6. kitap, son kitaba giden yolda bir hazırlık kitabıydı ve önceki bölümlerde olduğu gibi ilgi çekici bir entrikayı anlatmaktan ziyade serinin baş kötüsü Lord Voldemort'un hayat hikayesi ve yükselişini kapsamlı flashbackler aracılığıyla anlatıyordu. Söz konusu flashbacklerden arta kalan zamanlarda Harry ve arkadaşları ise bol bol aşk yaşıyor, sevgili değiştiriyorlardı. Haliyle filme Harry karakterini ilk elden ilgilendiren olaylar alındığı için film Voldemort'un çarpıcı hayat hikayesi olmaktan ziyade çoğunlukla "Bir Delikanlının Aşk Günlüğü"
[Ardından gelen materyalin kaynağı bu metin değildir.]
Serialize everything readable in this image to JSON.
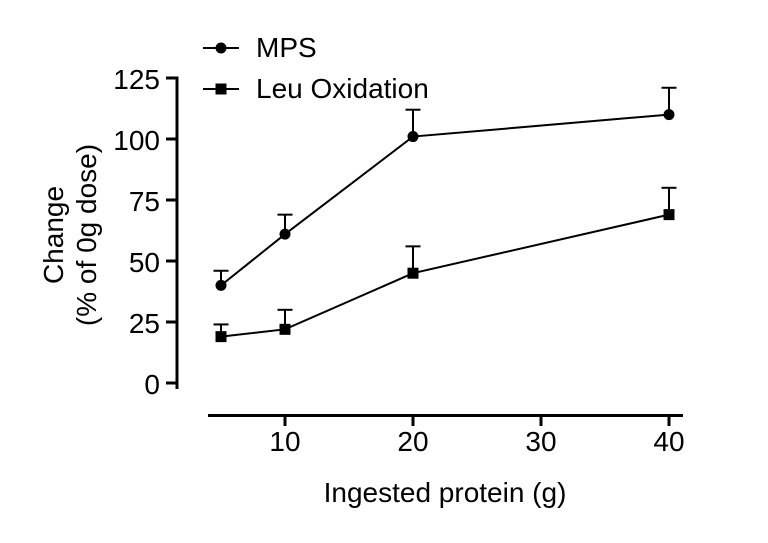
{
  "chart_data": {
    "type": "line",
    "title": "",
    "xlabel": "Ingested protein (g)",
    "ylabel": "Change (% of 0g dose)",
    "ylabel_lines": [
      "Change",
      "(% of 0g dose)"
    ],
    "x": [
      5,
      10,
      20,
      40
    ],
    "series": [
      {
        "name": "MPS",
        "marker": "circle",
        "values": [
          40,
          61,
          101,
          110
        ],
        "errors_up": [
          6,
          8,
          11,
          11
        ]
      },
      {
        "name": "Leu Oxidation",
        "marker": "square",
        "values": [
          19,
          22,
          45,
          69
        ],
        "errors_up": [
          5,
          8,
          11,
          11
        ]
      }
    ],
    "x_ticks": [
      10,
      20,
      30,
      40
    ],
    "y_ticks": [
      0,
      25,
      50,
      75,
      100,
      125
    ],
    "xlim": [
      4,
      41
    ],
    "ylim": [
      0,
      125
    ],
    "grid": false,
    "legend_position": "top-left-inside",
    "color": "#000000",
    "background": "#ffffff"
  }
}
oldu. Ama hazırlayıcı film olarak üzerine düşeni de yerine getirdi. Voldemort'un geçmişinde Harry'i ilgilendiren bütün detaylar son derece öz ve açık bir şekilde filmde dillendirilmişti. Voldemort ölümsüz olabilmek için ruhunu 7 parçaya bölerek adına Hortkuluk denen nesnelere koyarak saklamıştı, fikri yıllar önce bu bölümün yeni profesörü olarak gelen Horace Slughorn'dan almıştı, film boyunca bu bilgiyi almak için Slughorn'un peşinde dolanan Harry de en sonunda Hortkuluklar'ı ve onları yok etmesi halinde Voldemort'un da yok olacağı bilgisini öğrenmişti. Bunu yaparken bir taraftan da 7. bölümün finali için lazım olacak romantik ilişkiler dönemini de düşe kalka atlatmıştı. Voldemort'un annesiyle babasının nasıl tanıştığı, Hogwarts'tan ayrılınca hangi işlerde çalıştığı vb. gibi detaylar Harry'i ilgilendirmediği için senaryo dışında bırakılmışlardı. Yıllar önce Sirius Black'in Azkaban'dan nasıl kaçabildiği muamması nasıl hiç anlatılmadıysa, söz konusu Hortkuluklar'ın öyküleri de anlatılmamıştı. Steve Kloves yıllar önce 3. filmin senaryosu için yaptığı şeyin aynısını 6. film için de yapmıştı. İkisinin arasında hiçbir fark yoktu. 6. bölümün bir geçiş bölümü olması ve 7. bölümle tamamlanmadan bir bütünlüğe kavuşamayacak olması handikapı haricinde...Ancak gençlerin aşk ilişkilerini değil, Voldemort'un geçmişini izlemek isteyen fanlar ortaya konulan işi asla affetmedi. Oysa WB. yıllardan beri takip ettiği yoldan zerre kadar ayrılmadan işine devam ediyor, senaryolarda ipin ucu kaçtı türünden umutsuzluk belirten eleştirilere rağmen tutarlılığını kaybetmiyordu.